In a perfectly equal society then, markets would then be democratic with each consumer having equal voting power. Unfortunately, our society doesn’t come close to this ideal. As a simple example, women in Australia earn 87% of what men do. So when voting in the market, on average a woman’s vote is worth only 0.87 male votes, as they have proportionally less dollars to spend. Consider a company which might take a sexist stance in their advertising. They could gain 1000 male customers and lose 1100 female customers, yet the market vote would deliver them more profits through the higher average incomes of men, even though more people disagree with the stance than support it.

 

The gender pay gap, though real, is small compared with the discrepancies which exist across other strata of society. Consider the income distribution in the USA: The top 10% of people have 47% of the income, while the bottom 50% of people have only 13%. This means that the average person in the top 10% has 18x the market voting power of their counterpart in the bottom 50%. A boycott by half the population could be cancelled out by the top 10% each increasing their spend by just under a third. Markets don’t care who the dollars come from, just that they keep flowing in.

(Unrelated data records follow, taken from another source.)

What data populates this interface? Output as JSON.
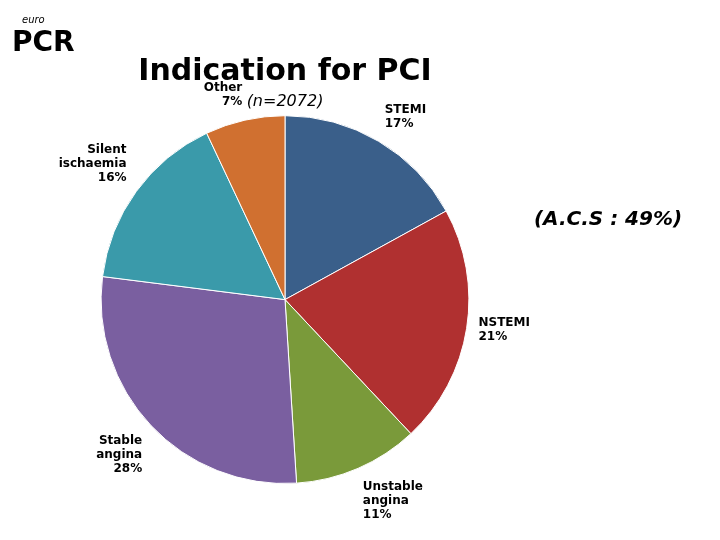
{
  "chart_data": {
    "type": "pie",
    "title": "Indication for PCI",
    "subtitle": "(n=2072)",
    "categories": [
      "STEMI",
      "NSTEMI",
      "Unstable\nangina",
      "Stable\nangina",
      "Silent\nischaemia",
      "Other"
    ],
    "values": [
      17,
      21,
      11,
      28,
      16,
      7
    ],
    "value_labels": [
      "17%",
      "21%",
      "11%",
      "28%",
      "16%",
      "7%"
    ],
    "colors": [
      "#3a5f8a",
      "#b03030",
      "#7a9a3a",
      "#7a5fa0",
      "#3a9aaa",
      "#d07030"
    ],
    "data_labels": true,
    "annotations": [
      "(A.C.S : 49%)",
      "euro",
      "PCR"
    ]
  }
}
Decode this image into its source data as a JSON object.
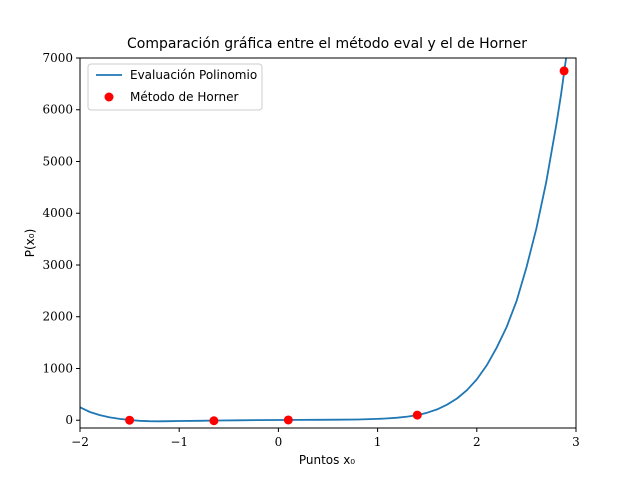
{
  "chart_data": {
    "type": "line",
    "title": "Comparación gráfica entre el método eval y el de Horner",
    "xlabel": "Puntos x₀",
    "ylabel": "P(x₀)",
    "xlim": [
      -2,
      3
    ],
    "ylim": [
      -150,
      7000
    ],
    "xticks": [
      -2,
      -1,
      0,
      1,
      2,
      3
    ],
    "yticks": [
      0,
      1000,
      2000,
      3000,
      4000,
      5000,
      6000,
      7000
    ],
    "xtick_labels": [
      "−2",
      "−1",
      "0",
      "1",
      "2",
      "3"
    ],
    "ytick_labels": [
      "0",
      "1000",
      "2000",
      "3000",
      "4000",
      "5000",
      "6000",
      "7000"
    ],
    "grid": false,
    "legend_position": "top-left",
    "series": [
      {
        "name": "Evaluación Polinomio",
        "kind": "line",
        "color": "#1f77b4",
        "x": [
          -2.0,
          -1.9,
          -1.8,
          -1.7,
          -1.6,
          -1.5,
          -1.4,
          -1.3,
          -1.2,
          -1.1,
          -1.0,
          -0.8,
          -0.6,
          -0.4,
          -0.2,
          0.0,
          0.2,
          0.4,
          0.6,
          0.8,
          1.0,
          1.1,
          1.2,
          1.3,
          1.4,
          1.5,
          1.6,
          1.7,
          1.8,
          1.9,
          2.0,
          2.1,
          2.2,
          2.3,
          2.4,
          2.5,
          2.6,
          2.7,
          2.8,
          2.85,
          2.9
        ],
        "y": [
          250,
          160,
          100,
          55,
          25,
          5,
          -10,
          -18,
          -20,
          -18,
          -15,
          -10,
          -6,
          -2,
          2,
          4,
          6,
          8,
          10,
          15,
          25,
          35,
          50,
          70,
          100,
          145,
          210,
          300,
          420,
          580,
          790,
          1060,
          1400,
          1800,
          2300,
          2950,
          3700,
          4600,
          5700,
          6300,
          7000
        ]
      },
      {
        "name": "Método de Horner",
        "kind": "scatter",
        "color": "#ff0000",
        "x": [
          -1.5,
          -0.65,
          0.1,
          1.4,
          2.88
        ],
        "y": [
          0,
          -10,
          5,
          100,
          6750
        ]
      }
    ]
  }
}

To correct Mr Friedman’s analogy, each man can indeed vote for the colour of tie he wants, but only the wealthy man gets it; the poor man with little market power can only hope that some rich men share his views.

 

Investments provide an even starker image, as a consumer’s voting power there is determined not by their income but by their wealth. The wealth distribution everywhere is more unequal than income, and again the US data is illustrative. The top 1% have 39% of the wealth, the next 9% (from 90-99% in the distribution) have 34%, while the bottom 50% of people have a combined net worth of zero. So the direction of investment is almost entirely determined by the top 10%, with the poorest 50% able to provide no input whatsoever. Is it any wonder that venture capital continues to demonstrate itself entirely out of touch with real people? Why tech entrepreneurs continue to ignore women, people of colour and the poor? In a society built around markets, those with no money have no say.

 

We do have a word for this kind of system, where a small elite has all the power. But that word isn’t democracy. It is an oligarchy.